Below is an example demonstrating **CSRF token handling in Laravel**, but the logic applies to other frameworks as well.

## Example: Handling CSRF in Laravel

```python theme={null}
from locust import HttpUser, task, between
from pyquery import PyQuery

class QuickstartUser(HttpUser):
    wait_time = between(5, 9)

    def on_start(self):
        # Step 1: Request the login page to retrieve the CSRF token
        response = self.client.get("/login")
        pq = PyQuery(response.content)
        
        # Step 2: Extract CSRF token from the login form
        csrftoken = pq("input[name=_token]").val()
        
        # Step 3: Submit login request with the CSRF token
        self.client.post("/login", data={
            "email": "user@domain.com",
            "password": "secr3t",
            "_token": csrftoken
        })

    @task(1)
    def dashboard(self):
        # Perform actions after login (e.g., accessing dashboard)
        self.client.get("/dashboard")
```

### Explanation:

* The **on\_start** method fetches the **CSRF token** from the login page.
* It then includes this token when making a **POST request to log in**.
* Once authenticated, the user can **navigate protected areas** of the application.

## Adapting for Other Frameworks

The same technique can be applied to **Django, Flask, Rails, and other frameworks** by adjusting how the CSRF token is extracted.

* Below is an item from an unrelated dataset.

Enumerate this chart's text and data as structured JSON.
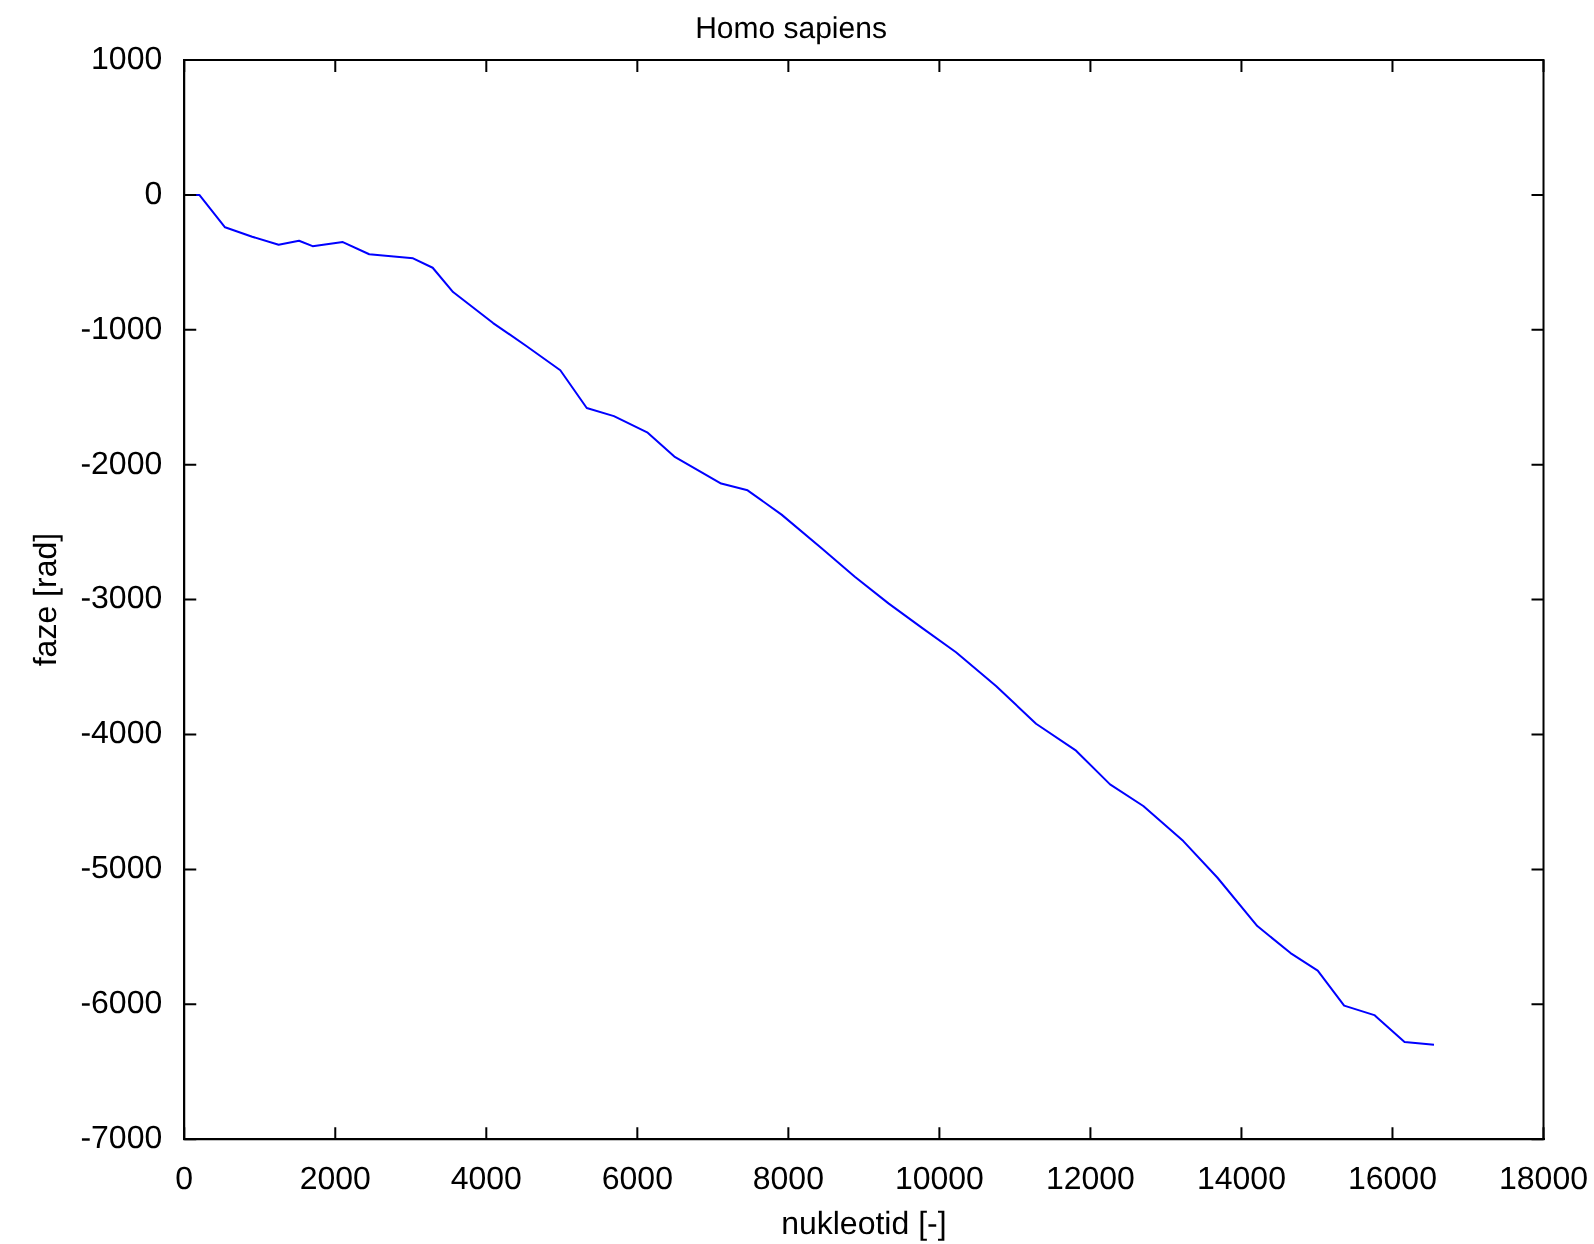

### Example: Handling CSRF in a JSON-based API

Some APIs require the CSRF token to be included in **headers** instead of form data. Here’s an example:

```python theme={null}
class APIUser(HttpUser):
    wait_time = between(3, 5)
    
    def on_start(self):
        # Step 1: Get the CSRF token from headers
        response = self.client.get("/api/auth/csrf")
        csrftoken = response.headers.get("X-CSRF-Token")
        
        # Step 2: Submit login with CSRF token in headers
        self.client.post("/api/login", json={
            "username": "testuser",
            "password": "securepassword"
        }, headers={"X-CSRF-Token": csrftoken})
```

## Debugging CSRF Issues

If your test fails due to CSRF token issues, try the following:

1. **Check if a token is required**: Manually inspect the form using your browser’s Developer Tools.
2. **Ensure the token is extracted correctly**: Print the extracted token before making a request.
3. **Verify headers**: Some frameworks expect CSRF tokens in headers instead of form data.

<Note>
  **Tip:** If your API requires authentication, ensure that your CSRF token is included with every request after login.
</Note>

## Temporarily Disabling CSRF Protection for Testing

If handling CSRF tokens proves difficult, you can temporarily **disable CSRF protection** or allow LoadForge-specific requests through:

* **Laravel**: Add an exception for LoadForge test requests in `VerifyCsrfToken.php`:
  ```php theme={null}
  protected $except = [
      'your-loadforge-test-endpoint/*'
  ];
  ```
* **Django**: Use `@csrf_exempt` for test routes:
  ```python theme={null}
  from django.views.decorators.csrf import csrf_exempt

  @csrf_exempt
  def test_view(request):
      # Handle test request
  ```
* **Allow LoadForge User-Agent or IPs**: Some web applications allow specific user agents or IP addresses to bypass CSRF checks.

<Note>
  **Warning:** Disabling CSRF should only be done for **testing purposes** and never in a production environment.
</Note>

By correctly handling CSRF tokens—or temporarily disabling them where necessary—you can ensure smooth and accurate load testing with LoadForge.